Wiemer began his National Hockey League career and began to bounce around a bit to the aforementioned teams. He experienced his first trade in the NHL on December 6, 1984, when the Sabres traded Wiemer and Steve Patrick to the New York Rangers in exchange for Chris Renaud and Dave Maloney.

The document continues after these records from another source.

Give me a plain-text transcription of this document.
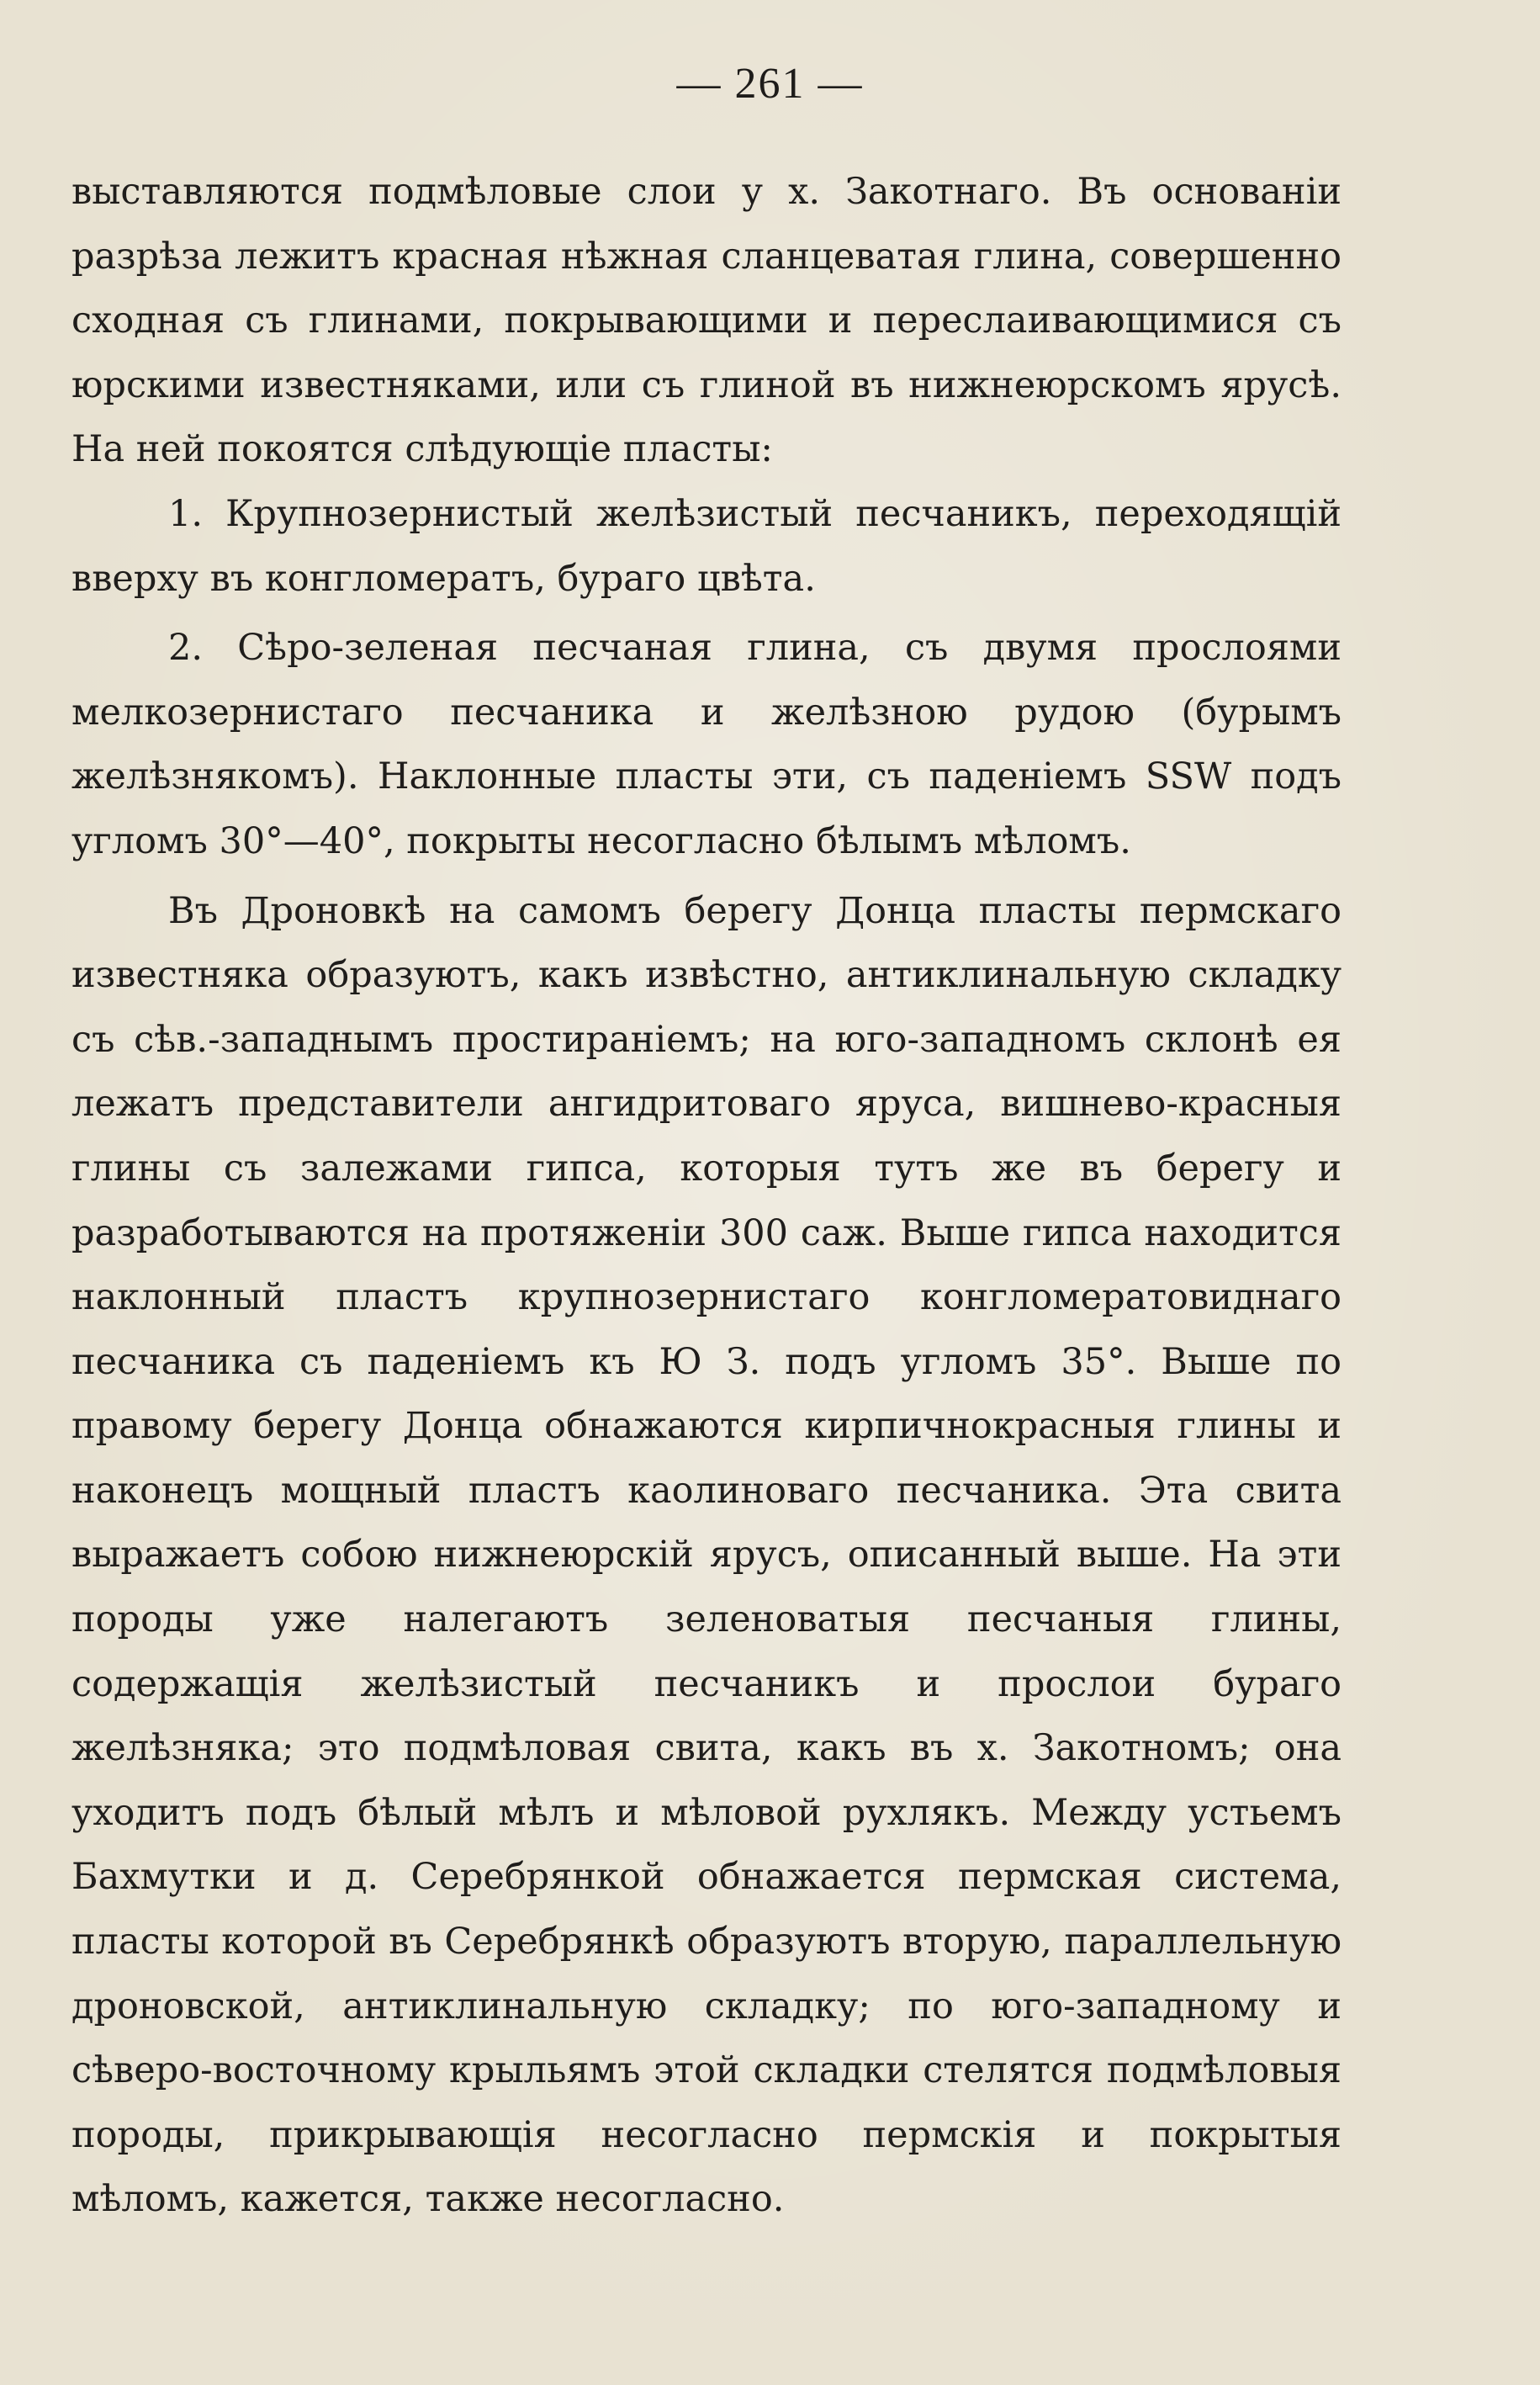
— 261 —

выставляются подмѣловые слои у х. Закотнаго. Въ основаніи разрѣза лежитъ красная нѣжная сланцеватая глина, совершенно сходная съ глинами, покрывающими и переслаивающимися съ юрскими известняками, или съ глиной въ нижнеюрскомъ ярусѣ. На ней покоятся слѣдующіе пласты:

1. Крупнозернистый желѣзистый песчаникъ, переходящій вверху въ конгломератъ, бураго цвѣта.

2. Сѣро-зеленая песчаная глина, съ двумя прослоями мелкозернистаго песчаника и желѣзною рудою (бурымъ желѣзнякомъ). Наклонные пласты эти, съ паденіемъ SSW подъ угломъ 30°—40°, покрыты несогласно бѣлымъ мѣломъ.

Въ Дроновкѣ на самомъ берегу Донца пласты пермскаго известняка образуютъ, какъ извѣстно, антиклинальную складку съ сѣв.-западнымъ простираніемъ; на юго-западномъ склонѣ ея лежатъ представители ангидритоваго яруса, вишнево-красныя глины съ залежами гипса, которыя тутъ же въ берегу и разработываются на протяженіи 300 саж. Выше гипса находится наклонный пластъ крупнозернистаго конгломератовиднаго песчаника съ паденіемъ къ Ю З. подъ угломъ 35°. Выше по правому берегу Донца обнажаются кирпичнокрасныя глины и наконецъ мощный пластъ каолиноваго песчаника. Эта свита выражаетъ собою нижнеюрскій ярусъ, описанный выше. На эти породы уже налегаютъ зеленоватыя песчаныя глины, содержащія желѣзистый песчаникъ и прослои бураго желѣзняка; это подмѣловая свита, какъ въ х. Закотномъ; она уходитъ подъ бѣлый мѣлъ и мѣловой рухлякъ. Между устьемъ Бахмутки и д. Серебрянкой обнажается пермская система, пласты которой въ Серебрянкѣ образуютъ вторую, параллельную дроновской, антиклинальную складку; по юго-западному и сѣверо-восточному крыльямъ этой складки стелятся подмѣловыя породы, прикрывающія несогласно пермскія и покрытыя мѣломъ, кажется, также несогласно.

In 1986, he was traded by the Rangers to the Edmonton Oilers. In the 1987–88 season, Wiemer played 12 regular season games, and two games in the Conference Finals playoff for the Oilers, and has a Stanley Cup Ring. However, his name was not included on the Stanley Cup. The criteria to get your name on the cup is to play 40 or more games for the winning team during the regular season, and/or one game played in the Stanley Finals. After playing mostly for the Oilers' farm team in the AHL the next season, he was traded to the Los Angeles Kings in March 1989.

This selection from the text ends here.